I’ve lost track of how many hours I have left of Hugo’s threat.

Grabbing her ass, I hear her whimper as I lift her up and guide her thighs around me.

The sun’s not up yet. When it’s light, I’ll deal with business. Until then…

I dip down and sink my teeth into her tender flesh, her nipple brushing my cheek.

“I need food,” she moans.

But then she presses on my shoulder to lift herself higher and feed me her nipple. I suck it into my mouth, tonguing it as the hot water sprays around us.

“God, what have I done?” I gasp.

Digging my fingers into her, I kiss a trail up her chest to her neck, her jaw, and then her mouth, sweating with need to be inside of her again.

Will her family forgive me if I tell them I love her?

Do I?

She trembles. “You only gave me what I was begging for,” she replies, reading my thoughts.

She leaves a feathery kiss on my cheek. Then another one higher.

“I could’ve entertained any other guy,” she teases, “but my brothers wouldn’t have wanted you to allow that. You saw your duty and did it yourself.”

I can’t hide my amusement, feeling her mouth spread, too, as she kisses mine. “Yeah, I have no doubt they’ll see it that way.”

Yeah, man. She needed it bad. It was either me or them. I took care of it.

But she fires back, “They will see it my way.” She leans in to my ear. “I once told you I’d choose someone my brothers liked.”

And that day at the summer camp when she was hiding in the rafters floods back in again.

My God.

I pull back, looking her dead in the eyes. “Oh, you little brat.”

I refuse to believe that she’s been planning this, but…

She knew she belonged to me that first, early morning in her bakery.
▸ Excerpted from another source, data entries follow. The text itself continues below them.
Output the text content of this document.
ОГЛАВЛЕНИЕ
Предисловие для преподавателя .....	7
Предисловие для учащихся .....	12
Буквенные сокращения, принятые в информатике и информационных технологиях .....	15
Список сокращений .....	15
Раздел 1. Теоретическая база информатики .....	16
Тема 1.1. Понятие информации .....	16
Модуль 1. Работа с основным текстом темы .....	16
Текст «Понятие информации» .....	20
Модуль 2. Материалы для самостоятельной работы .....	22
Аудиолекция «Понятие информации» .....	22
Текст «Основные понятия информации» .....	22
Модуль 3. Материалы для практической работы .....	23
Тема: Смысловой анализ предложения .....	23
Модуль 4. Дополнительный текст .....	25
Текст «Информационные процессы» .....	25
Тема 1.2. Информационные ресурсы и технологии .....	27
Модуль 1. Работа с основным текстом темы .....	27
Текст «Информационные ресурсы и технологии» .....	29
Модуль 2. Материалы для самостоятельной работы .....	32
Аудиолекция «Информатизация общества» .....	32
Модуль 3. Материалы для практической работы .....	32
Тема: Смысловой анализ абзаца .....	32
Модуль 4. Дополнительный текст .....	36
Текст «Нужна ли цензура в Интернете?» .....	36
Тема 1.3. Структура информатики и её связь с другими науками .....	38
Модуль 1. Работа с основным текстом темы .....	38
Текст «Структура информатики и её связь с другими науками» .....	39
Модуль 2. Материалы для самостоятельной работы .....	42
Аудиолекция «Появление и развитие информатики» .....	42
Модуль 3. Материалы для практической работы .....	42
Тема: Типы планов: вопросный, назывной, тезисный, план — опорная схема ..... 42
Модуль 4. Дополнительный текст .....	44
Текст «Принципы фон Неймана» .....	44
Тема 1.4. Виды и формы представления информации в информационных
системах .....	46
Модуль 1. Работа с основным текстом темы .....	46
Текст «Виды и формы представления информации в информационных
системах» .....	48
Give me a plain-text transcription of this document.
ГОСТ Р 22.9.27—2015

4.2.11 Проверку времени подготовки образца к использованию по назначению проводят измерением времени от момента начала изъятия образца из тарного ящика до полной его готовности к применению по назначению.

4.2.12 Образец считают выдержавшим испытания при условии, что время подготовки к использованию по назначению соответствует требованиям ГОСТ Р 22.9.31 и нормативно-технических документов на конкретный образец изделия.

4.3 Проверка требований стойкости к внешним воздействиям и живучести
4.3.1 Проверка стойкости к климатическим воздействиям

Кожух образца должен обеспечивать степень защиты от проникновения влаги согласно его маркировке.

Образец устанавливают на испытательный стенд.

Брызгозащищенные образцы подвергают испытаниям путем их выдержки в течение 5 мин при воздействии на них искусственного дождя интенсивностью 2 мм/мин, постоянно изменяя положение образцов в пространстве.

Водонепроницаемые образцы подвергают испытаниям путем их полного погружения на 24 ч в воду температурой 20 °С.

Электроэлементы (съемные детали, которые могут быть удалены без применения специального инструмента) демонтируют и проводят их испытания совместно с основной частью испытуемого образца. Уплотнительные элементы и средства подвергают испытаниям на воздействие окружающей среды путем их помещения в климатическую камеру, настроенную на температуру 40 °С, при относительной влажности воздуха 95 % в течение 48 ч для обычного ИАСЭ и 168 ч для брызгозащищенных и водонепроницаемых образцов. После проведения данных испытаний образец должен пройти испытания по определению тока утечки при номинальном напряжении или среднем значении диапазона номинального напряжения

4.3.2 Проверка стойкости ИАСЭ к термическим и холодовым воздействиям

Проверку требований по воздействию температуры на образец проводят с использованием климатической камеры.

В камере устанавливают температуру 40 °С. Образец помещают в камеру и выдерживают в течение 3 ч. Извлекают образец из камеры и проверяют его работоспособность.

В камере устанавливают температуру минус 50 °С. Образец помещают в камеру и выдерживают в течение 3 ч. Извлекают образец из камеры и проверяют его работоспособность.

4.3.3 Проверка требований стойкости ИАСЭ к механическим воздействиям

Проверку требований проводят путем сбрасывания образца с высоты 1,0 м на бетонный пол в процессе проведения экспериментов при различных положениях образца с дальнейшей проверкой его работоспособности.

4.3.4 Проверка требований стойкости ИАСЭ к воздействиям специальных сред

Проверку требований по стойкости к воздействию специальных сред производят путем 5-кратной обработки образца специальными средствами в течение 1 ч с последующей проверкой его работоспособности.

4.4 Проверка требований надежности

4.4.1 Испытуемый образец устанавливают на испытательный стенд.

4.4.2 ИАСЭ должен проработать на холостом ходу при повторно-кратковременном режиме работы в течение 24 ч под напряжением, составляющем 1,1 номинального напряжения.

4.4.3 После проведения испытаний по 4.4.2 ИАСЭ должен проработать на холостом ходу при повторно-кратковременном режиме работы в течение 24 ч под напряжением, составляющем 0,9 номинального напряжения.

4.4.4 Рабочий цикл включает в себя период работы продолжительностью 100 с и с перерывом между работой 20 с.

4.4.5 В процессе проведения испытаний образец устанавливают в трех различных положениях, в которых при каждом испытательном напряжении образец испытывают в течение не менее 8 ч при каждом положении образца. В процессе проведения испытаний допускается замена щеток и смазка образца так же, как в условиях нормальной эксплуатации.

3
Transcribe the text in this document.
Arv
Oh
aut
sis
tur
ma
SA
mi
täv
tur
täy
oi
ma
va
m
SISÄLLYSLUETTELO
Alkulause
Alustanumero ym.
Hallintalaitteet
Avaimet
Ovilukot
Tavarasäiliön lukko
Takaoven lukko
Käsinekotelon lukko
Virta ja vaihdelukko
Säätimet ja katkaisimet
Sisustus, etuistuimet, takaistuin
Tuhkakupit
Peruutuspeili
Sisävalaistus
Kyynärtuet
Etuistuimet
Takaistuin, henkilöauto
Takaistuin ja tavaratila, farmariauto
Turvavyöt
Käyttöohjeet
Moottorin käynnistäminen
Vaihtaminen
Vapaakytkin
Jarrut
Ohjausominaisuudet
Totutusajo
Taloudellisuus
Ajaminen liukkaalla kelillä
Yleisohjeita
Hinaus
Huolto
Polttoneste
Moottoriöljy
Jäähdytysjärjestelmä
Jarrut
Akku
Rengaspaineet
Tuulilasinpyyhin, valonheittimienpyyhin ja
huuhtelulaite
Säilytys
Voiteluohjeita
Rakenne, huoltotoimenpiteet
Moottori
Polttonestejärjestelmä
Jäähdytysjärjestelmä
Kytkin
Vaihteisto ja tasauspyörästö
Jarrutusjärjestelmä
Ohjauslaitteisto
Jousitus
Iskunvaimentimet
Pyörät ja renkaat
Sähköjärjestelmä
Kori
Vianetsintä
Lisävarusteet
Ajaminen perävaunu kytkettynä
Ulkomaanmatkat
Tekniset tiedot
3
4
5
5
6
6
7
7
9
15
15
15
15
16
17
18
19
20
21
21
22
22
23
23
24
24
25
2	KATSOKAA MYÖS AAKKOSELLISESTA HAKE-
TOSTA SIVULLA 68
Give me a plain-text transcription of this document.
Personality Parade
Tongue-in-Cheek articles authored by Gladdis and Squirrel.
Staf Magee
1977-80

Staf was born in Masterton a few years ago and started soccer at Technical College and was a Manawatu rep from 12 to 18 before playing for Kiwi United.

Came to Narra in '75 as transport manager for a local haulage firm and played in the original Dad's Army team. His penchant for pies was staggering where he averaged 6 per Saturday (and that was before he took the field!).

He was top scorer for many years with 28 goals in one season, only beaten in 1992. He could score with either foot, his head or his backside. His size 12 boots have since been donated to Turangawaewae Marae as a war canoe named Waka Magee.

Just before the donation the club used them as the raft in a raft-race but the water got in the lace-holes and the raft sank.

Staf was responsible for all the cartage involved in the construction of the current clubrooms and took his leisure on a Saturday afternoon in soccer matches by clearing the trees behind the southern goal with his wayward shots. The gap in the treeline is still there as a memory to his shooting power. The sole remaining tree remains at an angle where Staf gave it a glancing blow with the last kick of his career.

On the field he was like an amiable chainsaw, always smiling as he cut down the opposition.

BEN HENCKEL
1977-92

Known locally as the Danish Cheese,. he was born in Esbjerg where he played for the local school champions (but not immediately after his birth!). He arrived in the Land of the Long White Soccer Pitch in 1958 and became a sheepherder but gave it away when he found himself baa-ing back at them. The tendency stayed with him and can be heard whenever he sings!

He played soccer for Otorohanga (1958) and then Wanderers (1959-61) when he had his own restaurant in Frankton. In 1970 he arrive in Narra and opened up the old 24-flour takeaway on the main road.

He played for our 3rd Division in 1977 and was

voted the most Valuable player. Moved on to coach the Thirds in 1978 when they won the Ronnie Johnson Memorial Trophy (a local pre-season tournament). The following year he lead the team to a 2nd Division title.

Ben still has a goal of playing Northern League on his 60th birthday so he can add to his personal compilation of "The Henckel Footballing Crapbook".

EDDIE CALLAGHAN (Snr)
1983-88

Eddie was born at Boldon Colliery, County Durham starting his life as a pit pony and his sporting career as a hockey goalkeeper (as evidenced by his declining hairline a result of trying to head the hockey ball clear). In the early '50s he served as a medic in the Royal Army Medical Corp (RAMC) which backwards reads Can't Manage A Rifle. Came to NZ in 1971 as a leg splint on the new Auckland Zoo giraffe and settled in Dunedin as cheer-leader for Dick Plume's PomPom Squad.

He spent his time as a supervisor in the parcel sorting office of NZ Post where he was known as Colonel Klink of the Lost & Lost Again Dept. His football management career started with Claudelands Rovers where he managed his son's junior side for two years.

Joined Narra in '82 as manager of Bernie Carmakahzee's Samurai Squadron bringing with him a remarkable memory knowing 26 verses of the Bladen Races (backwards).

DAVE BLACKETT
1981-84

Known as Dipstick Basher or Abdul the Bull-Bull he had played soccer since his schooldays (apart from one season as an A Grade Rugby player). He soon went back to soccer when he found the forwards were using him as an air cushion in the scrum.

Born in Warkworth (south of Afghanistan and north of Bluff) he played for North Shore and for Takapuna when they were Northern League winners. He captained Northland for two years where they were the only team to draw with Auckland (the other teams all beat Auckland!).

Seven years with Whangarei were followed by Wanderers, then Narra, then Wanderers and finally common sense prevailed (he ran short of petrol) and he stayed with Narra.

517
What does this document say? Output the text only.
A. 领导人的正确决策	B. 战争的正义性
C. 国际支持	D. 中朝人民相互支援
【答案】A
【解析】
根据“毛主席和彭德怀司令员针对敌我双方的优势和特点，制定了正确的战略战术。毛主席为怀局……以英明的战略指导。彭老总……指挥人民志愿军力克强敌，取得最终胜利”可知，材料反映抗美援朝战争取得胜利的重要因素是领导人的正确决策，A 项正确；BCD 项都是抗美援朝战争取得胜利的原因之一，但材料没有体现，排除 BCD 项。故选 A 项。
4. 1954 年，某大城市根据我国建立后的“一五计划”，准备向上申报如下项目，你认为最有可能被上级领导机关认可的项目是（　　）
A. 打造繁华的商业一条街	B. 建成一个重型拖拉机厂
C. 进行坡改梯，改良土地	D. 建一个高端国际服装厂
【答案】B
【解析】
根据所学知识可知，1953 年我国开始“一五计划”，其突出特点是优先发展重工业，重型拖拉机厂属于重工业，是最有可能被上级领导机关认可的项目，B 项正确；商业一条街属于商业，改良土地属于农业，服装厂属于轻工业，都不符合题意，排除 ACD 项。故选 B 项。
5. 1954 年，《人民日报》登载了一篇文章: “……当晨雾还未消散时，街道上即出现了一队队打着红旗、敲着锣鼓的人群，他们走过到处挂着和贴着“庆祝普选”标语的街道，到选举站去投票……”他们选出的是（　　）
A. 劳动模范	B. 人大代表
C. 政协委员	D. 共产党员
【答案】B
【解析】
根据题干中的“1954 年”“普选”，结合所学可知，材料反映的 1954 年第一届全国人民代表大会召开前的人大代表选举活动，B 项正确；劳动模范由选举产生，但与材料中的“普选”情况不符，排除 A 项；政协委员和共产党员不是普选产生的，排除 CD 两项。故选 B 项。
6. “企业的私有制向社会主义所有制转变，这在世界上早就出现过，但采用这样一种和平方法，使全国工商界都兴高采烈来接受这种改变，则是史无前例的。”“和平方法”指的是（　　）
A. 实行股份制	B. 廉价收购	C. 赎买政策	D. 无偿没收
Would it have been the same if I’d stayed eight years ago? Would I still have been as drawnto her—as possessive—being her friend and watching men want her when she became a woman?

We kiss once. Then again, gazing into each other’s eyes as we grind and breathe and touch.

Do I love her? Or is she just a place to hide?

I look into her beautiful face, I just want more. That’s all I’m sure of.